For reversing the array, you just need to iterate till it's half the length. That is what the bit shift operator is doing. Bit shift by 1 truncates the last bit and is equivalent to divide by 2.

length >> 1  == length / 2

If there is no bitwise shift operator present, the output will not be reversed

If you iterate till length , then till length / 2 , each element will be swapped with corresponding element from the end. But, proceeding further from that will start swapping the element, with the element towards the left. So, the final array will be same as original.

Consider this simple example: arr = [1, 2, 3, 4, 5]

• You start at index 0 , and swap arr[0] with arr[4] , array becomes:

   [5, 2, 3, 4, 1] 

• index = 1 , swap arr[1] with arr[3] :

   [5, 4, 3, 2, 1] 

Till here all is fine, and you just iterate before half the length. Now if you proceed further:

• index = 2 , swap arr[2] and arr[2] , no change

• index = 3 , swap arr[3] and arr[1] :

   [5, 2, 3, 4, 1] 

See, array starts changing to previous state.

Answer 2

Shifting an int right by 1 is equivalent to truncating its binary representation by one digit, from the right-hand side.
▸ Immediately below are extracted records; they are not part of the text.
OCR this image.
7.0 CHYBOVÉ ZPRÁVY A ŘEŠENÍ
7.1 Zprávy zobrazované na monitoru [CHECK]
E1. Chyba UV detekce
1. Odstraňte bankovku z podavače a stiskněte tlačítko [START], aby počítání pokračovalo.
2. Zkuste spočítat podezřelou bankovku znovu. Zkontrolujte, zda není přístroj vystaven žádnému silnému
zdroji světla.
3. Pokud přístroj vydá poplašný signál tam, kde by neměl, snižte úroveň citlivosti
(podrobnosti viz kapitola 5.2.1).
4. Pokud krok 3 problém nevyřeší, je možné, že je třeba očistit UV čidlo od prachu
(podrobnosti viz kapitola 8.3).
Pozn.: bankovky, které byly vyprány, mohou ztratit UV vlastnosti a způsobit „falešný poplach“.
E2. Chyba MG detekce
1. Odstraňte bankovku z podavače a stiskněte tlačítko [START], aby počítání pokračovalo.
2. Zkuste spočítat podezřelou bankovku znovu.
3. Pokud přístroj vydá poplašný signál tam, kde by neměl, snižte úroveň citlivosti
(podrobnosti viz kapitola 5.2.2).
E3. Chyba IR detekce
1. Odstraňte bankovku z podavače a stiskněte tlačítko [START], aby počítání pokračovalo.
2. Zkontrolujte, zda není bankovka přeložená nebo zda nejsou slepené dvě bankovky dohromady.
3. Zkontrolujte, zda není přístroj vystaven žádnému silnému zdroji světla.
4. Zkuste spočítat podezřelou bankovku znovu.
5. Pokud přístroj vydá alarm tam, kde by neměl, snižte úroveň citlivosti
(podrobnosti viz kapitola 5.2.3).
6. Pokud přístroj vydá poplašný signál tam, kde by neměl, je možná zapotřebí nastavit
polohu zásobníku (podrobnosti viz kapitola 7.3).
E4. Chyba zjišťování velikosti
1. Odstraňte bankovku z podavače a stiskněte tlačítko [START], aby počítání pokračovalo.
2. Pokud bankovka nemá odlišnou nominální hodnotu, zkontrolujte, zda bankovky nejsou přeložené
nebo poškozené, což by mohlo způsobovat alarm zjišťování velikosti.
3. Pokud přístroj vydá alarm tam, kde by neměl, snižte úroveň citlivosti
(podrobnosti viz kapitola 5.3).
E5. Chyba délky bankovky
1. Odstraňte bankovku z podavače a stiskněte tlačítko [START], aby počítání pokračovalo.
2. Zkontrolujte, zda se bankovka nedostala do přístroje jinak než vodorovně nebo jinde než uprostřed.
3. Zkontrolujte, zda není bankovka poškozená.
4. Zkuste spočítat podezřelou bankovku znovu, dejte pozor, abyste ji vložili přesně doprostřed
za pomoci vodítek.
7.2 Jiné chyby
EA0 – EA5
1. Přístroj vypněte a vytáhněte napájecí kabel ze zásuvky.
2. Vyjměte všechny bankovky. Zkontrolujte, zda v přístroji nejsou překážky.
This is obviously equivalent to performing integer division by two. (you can test this with a short program, or by observing that, for example, binary 101 >> 1 == binary 10)

The test step of this for loop, then, compares i to inLength/2 As usual, inlength is not changed by the application of this operator (the operator returns a result without altering its arguments, just as 5+4 does not change the value of 5 or 4)

The role of this test is simply to bound the loop: we iterate through half of the string.

Answer 3

(inLength >> 1) == (int) inLength / 2

Answer 4

>> is a signed right shift operator which effectively halves the values for every move.
<< is left shift operator which effectively doubles the value.
>>> is an unsigned right shift operator which fills MSB always with 0.